Neil Young recorded the soundtrack, which includes a stunning rendition of "Home on the Range." Not to be outdone, at one point Murray and legendary actor René Auberjonois sing the Beatles' "Lucy in the Sky With Diamonds" in the cockpit of an airplane.

And yet despite all of this zaniness, at the heart of the film is the strangely touching story of a friendship. Thompson is bedeviled by his friend Lazlo. (In real life, Oscar Acosta was a civil rights activist and novelist who once received 100,000 votes when he ran for sheriff of Los Angeles County on the platform that he would abolish the Sheriff's Department if elected; he disappeared on a mysterious trip to Mexico in 1974).

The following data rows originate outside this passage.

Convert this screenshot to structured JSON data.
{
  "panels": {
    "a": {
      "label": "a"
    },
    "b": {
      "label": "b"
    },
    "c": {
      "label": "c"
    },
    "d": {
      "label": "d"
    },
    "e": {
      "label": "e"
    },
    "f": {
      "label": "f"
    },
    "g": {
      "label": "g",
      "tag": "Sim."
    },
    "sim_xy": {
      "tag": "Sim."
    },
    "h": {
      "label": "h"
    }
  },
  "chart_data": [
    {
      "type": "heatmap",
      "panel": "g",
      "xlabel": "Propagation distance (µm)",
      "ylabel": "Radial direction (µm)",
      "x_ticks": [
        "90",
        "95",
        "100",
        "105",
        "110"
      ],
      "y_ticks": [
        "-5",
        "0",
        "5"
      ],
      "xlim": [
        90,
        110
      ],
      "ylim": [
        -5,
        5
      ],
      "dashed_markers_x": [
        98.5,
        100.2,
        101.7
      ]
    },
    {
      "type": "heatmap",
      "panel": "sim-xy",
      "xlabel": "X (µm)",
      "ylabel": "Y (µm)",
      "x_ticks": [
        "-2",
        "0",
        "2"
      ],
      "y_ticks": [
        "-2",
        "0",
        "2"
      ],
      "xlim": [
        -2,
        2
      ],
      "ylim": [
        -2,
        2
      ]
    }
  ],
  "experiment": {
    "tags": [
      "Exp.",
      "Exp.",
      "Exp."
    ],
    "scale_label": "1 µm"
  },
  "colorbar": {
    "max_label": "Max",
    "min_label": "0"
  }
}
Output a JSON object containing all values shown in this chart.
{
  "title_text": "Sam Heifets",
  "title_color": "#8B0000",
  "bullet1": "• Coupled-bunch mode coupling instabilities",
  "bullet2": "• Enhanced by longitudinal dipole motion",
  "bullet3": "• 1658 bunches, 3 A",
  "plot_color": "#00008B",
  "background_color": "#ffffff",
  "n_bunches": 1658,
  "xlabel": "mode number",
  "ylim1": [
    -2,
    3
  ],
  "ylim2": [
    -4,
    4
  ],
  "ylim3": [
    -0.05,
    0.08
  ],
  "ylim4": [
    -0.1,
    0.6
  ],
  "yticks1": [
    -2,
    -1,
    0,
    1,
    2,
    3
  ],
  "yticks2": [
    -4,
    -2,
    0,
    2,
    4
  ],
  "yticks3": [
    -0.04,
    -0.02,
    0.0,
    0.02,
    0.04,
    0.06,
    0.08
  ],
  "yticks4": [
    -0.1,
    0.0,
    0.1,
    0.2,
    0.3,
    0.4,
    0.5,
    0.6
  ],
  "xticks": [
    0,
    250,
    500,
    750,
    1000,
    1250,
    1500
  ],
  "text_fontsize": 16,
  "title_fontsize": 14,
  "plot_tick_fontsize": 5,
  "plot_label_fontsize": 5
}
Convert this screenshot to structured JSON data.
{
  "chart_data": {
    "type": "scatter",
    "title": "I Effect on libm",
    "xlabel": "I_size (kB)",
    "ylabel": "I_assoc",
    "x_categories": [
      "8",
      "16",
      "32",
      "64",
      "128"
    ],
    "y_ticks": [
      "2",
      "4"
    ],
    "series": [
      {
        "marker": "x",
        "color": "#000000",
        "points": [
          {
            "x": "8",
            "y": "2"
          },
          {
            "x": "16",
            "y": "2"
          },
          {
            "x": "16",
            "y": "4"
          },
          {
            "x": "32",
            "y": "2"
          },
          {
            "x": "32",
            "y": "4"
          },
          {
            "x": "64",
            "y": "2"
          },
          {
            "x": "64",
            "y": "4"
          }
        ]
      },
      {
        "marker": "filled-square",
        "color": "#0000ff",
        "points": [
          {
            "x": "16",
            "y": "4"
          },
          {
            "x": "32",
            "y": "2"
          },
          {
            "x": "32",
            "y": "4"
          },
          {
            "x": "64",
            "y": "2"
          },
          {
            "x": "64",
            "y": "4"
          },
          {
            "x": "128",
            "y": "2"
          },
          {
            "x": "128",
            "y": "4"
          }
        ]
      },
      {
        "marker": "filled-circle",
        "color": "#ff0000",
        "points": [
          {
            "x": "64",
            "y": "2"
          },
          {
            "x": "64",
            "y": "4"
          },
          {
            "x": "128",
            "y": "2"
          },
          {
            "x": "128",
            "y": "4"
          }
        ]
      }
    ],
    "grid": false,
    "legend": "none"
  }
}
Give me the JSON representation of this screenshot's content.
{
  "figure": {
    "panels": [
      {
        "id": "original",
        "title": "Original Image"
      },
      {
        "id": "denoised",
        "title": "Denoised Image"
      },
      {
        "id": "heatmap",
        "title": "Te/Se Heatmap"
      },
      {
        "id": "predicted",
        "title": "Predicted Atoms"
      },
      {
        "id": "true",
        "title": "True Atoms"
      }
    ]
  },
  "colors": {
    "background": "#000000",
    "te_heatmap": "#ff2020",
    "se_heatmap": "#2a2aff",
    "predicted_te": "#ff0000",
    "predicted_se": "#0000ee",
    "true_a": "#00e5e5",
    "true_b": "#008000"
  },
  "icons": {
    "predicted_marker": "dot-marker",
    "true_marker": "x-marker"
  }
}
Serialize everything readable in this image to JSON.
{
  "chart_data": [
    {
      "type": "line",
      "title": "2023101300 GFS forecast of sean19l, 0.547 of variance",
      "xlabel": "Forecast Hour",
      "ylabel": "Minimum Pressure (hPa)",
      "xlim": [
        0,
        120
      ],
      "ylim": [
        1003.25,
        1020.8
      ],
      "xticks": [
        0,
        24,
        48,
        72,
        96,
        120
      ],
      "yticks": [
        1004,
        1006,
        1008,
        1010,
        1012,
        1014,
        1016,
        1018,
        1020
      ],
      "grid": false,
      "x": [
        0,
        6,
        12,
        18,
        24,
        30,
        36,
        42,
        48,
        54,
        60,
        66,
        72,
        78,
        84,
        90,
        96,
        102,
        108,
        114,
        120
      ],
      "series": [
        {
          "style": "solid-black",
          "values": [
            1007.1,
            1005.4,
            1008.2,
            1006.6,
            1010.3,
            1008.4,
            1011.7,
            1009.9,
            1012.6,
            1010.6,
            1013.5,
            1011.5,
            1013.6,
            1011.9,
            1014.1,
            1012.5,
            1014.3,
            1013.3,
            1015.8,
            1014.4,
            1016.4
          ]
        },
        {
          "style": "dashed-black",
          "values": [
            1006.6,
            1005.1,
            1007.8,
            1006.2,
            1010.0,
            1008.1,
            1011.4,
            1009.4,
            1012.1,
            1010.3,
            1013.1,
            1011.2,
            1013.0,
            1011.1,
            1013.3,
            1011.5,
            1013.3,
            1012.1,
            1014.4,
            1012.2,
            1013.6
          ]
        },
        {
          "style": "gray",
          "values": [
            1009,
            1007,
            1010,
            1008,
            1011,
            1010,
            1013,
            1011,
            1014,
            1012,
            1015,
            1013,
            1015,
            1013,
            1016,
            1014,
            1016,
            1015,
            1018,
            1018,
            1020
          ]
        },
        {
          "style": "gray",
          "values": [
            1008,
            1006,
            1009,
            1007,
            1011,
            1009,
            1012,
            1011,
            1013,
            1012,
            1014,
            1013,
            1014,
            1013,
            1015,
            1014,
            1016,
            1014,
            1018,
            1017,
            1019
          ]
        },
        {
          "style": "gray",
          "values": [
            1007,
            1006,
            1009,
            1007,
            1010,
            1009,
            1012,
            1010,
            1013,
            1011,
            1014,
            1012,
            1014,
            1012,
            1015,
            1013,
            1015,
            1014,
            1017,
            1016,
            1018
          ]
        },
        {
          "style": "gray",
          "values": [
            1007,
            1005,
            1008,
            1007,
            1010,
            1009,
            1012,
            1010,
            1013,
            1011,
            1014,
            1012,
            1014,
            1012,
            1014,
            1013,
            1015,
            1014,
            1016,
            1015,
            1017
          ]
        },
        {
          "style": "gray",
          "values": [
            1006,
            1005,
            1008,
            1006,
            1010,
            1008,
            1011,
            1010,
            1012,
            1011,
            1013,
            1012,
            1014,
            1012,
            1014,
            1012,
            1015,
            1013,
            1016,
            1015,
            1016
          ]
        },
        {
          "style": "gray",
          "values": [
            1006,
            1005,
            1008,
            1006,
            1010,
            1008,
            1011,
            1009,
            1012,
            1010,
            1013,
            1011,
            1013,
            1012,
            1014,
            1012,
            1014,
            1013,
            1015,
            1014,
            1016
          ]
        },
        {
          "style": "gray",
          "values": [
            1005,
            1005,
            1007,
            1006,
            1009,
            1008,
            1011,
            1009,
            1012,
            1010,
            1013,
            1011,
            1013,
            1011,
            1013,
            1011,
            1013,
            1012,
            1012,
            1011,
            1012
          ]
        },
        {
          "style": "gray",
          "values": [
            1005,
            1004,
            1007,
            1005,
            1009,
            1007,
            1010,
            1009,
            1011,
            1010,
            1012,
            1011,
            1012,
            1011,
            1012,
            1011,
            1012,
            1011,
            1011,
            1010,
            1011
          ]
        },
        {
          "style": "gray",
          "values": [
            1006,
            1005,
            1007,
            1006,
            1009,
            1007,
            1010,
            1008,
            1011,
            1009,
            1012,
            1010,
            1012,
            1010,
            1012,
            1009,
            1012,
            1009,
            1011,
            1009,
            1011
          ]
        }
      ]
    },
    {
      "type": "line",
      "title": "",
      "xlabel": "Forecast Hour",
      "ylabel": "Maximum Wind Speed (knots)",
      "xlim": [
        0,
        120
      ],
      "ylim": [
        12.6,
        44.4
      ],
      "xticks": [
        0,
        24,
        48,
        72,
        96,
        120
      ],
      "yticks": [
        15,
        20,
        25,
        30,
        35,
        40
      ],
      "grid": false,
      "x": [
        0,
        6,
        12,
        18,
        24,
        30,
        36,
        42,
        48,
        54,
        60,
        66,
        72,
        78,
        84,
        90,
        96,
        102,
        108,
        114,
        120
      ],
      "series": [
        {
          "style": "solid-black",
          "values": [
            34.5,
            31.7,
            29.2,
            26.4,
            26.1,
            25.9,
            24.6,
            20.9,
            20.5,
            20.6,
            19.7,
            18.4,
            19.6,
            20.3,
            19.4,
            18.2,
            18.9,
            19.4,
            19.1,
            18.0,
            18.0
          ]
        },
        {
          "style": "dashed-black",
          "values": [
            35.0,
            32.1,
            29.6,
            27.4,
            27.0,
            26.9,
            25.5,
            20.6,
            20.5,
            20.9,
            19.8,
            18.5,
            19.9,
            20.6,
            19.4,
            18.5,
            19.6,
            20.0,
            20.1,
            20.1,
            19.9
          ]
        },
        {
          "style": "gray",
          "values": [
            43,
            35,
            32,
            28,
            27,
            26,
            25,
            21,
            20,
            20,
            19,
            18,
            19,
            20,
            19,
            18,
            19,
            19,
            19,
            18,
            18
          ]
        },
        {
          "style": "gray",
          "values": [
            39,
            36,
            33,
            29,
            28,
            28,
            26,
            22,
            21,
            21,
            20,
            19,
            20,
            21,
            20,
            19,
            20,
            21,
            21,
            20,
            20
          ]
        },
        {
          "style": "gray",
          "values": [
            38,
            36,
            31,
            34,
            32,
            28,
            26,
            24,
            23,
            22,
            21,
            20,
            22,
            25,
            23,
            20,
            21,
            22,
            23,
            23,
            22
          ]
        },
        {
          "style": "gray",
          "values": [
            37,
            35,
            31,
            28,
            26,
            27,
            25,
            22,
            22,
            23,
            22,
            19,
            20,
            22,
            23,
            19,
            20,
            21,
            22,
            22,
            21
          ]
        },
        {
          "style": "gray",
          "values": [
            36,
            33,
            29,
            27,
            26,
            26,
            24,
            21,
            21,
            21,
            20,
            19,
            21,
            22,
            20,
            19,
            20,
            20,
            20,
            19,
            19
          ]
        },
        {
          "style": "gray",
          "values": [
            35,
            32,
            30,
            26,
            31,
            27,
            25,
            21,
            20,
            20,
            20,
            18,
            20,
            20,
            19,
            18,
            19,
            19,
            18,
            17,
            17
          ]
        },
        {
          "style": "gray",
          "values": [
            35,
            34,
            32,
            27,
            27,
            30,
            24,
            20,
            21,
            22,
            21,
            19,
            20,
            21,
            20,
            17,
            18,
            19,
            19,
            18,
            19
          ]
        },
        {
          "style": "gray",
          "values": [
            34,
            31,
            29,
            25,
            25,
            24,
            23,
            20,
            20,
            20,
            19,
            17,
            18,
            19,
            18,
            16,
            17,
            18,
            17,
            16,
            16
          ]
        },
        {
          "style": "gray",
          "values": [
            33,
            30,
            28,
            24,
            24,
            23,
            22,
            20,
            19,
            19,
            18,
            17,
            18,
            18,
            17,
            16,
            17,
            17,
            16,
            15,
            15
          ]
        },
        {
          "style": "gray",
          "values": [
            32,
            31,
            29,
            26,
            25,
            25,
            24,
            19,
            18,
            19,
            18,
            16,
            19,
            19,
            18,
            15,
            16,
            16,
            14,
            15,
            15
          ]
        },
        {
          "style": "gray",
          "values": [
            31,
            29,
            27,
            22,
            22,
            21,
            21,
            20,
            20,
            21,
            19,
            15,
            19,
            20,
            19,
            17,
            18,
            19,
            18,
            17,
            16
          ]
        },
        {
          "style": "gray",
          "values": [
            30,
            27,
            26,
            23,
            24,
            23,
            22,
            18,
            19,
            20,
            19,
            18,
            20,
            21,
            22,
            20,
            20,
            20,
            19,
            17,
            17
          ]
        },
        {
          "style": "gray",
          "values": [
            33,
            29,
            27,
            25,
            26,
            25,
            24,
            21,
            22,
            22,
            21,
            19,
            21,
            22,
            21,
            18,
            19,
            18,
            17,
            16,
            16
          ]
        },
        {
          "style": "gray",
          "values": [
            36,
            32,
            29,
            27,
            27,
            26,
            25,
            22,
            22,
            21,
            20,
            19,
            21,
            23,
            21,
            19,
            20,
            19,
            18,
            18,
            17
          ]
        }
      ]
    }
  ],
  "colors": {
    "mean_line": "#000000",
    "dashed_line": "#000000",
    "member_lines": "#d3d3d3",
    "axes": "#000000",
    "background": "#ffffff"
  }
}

In the same way that Thompson torments the straight world, dragging them into his madcap misadventures, Lazlo torments Thompson. He's a fiend for the next horizon, never satisfied. But he's also Thompson's friend. The best moment in the film is when Lazlo begs Thompson to leave the press junket and join him in his obviously doomed desert quest. Thompson cannot join him – it's too much this time – nor can he desert him, and when Lazlo's briefcase flies open and his papers cascade down the runway Thompson throws himself on the ground to stop them from getting away.

It's a wonderfully human moment and it manages to finally turn Thompson from a caricature into a person, which, given the madness that had preceded it, is no small feat.